Developers write the code, QA teams test codebase and system administrators configures, deploys and maintains the application.
On paper this division of labor between Development and Operations makes sense.
But in real life it is cause for massive chaos that many IT teams face, resulting in bugs that remain unfixed long after they have been discovered and features that take too much time to be rolled out.
All of this makes for a poor customer experience and hurts the brand and the bottom line.
How Dev and Ops are at cross purposes
The basic job of a developer is to make changes, while an operations team is tasked with uptime and reliability, of making sure that the application is stable and everything is predictable.
Boiled down to the basics, the two roles are at cross purposes to one another and this misalignment plays out in a number of ways.
The developers might suddenly dump a ton of code on operations, forcing them to forego a weekend as they work to ensure that tasks like integration testing, builds, and building virtual machines are completed on time.
In response to urgent business requirements developers might push code which would not be deployed because the operations team would take some time to certify the code as production ready, and by the time the rollout happened it would be too late.
This siloed approach is a relic of the times when software development cycles stretched for months, even years. It’s out of place in an Agile environment.
This approach is not only responsible for code deployments getting delayed but is also the reason why time to live (TTL) for defects is so long. When multiple teams are responsible for testing, building and deploying code it takes a while, especially in complex enterprise environments to isolate and troubleshoot the fault.
Enter DevOps!
Using DevOps to make software development efficient
DevOps essentially brings the functions of software engineering, quality assurance, and technical operations under one team.
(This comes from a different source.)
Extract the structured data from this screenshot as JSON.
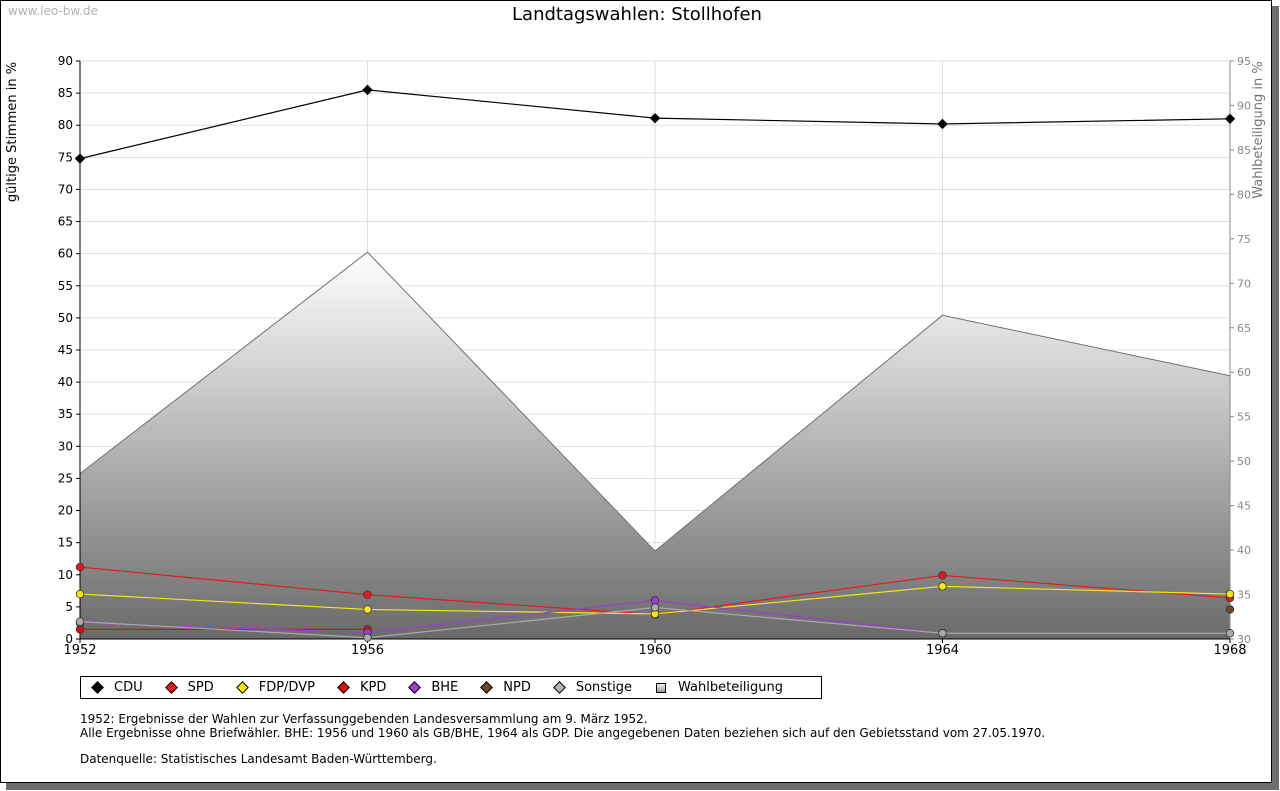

It breaks down silos and creates synergies so that the strengths of the various teams are combined and the opportunity cost of wasted IT is drastically reduced.
Here are some of the things that happen when you implement DevOps:
- Continuous integration and deployment: Instead of the code being integrated and deployed at the end of the release cycle, DevOps ensures that changes are incorporated into the trunk so that new features can be rolled out more quickly.
- Automated acceptance testing: Acceptance testing is automated so that every time a change happens in code base the time to deploy can be slashed.
- A culture of trust: Because everyone associated with the code delivery chain is on the same team there are no unpleasant surprises and the entire team can work as one well oiled unit.
- Peer review of changes: Instead of a change being externally reviewed as before DevOps helps institute a system of peer review. Because of internal familiarity with the code the process yields higher quality results more quickly.
DevOps like practices, for example has resulted in Amazon Web Services deploying once every 11.6 seconds as opposed to once in 5-6 months with Waterfall models. This speed of development ultimately results in massive wins.
There is data to support the benefits of DevOps as opposed to traditional software development processes. A survey by Puppet Labs, a DevOps tool shows that:
- Traditional processes are 41% more time consuming.
- In traditional processes 21% more time is spent dealing with emergencies.
- Adopting DevOps mean that time invested in infrastructure improvement increases by 33%.
- IT departments that adopt DevOps see 50% lower change fail rates than companies who have not implemented DevOps.
- Companies that have adopted DevOps are twice as likely to exceed profitability and market share goals and experience 50% higher market capitalization growth in 3
Perhaps the last statistic is what businesses should be paying into- properly implemented DevOps can make IT departments lean and mean and actually make the entire organization more reliable and agile, and actually end up affecting the stock price!
Conclusion
Because DevOps demands new skillsets an organization might struggle to find people who are comfortable in this role. Most companies get around this problem by either making developers work in operations roles, making them automate scripts and create reusable code libraries etc., or by increasing the support role of the development team and making them responsible for tasks like build and deploy.
DevOps is not a silver bullet for IT efficiency and effectiveness but implemented properly it can be a game changer.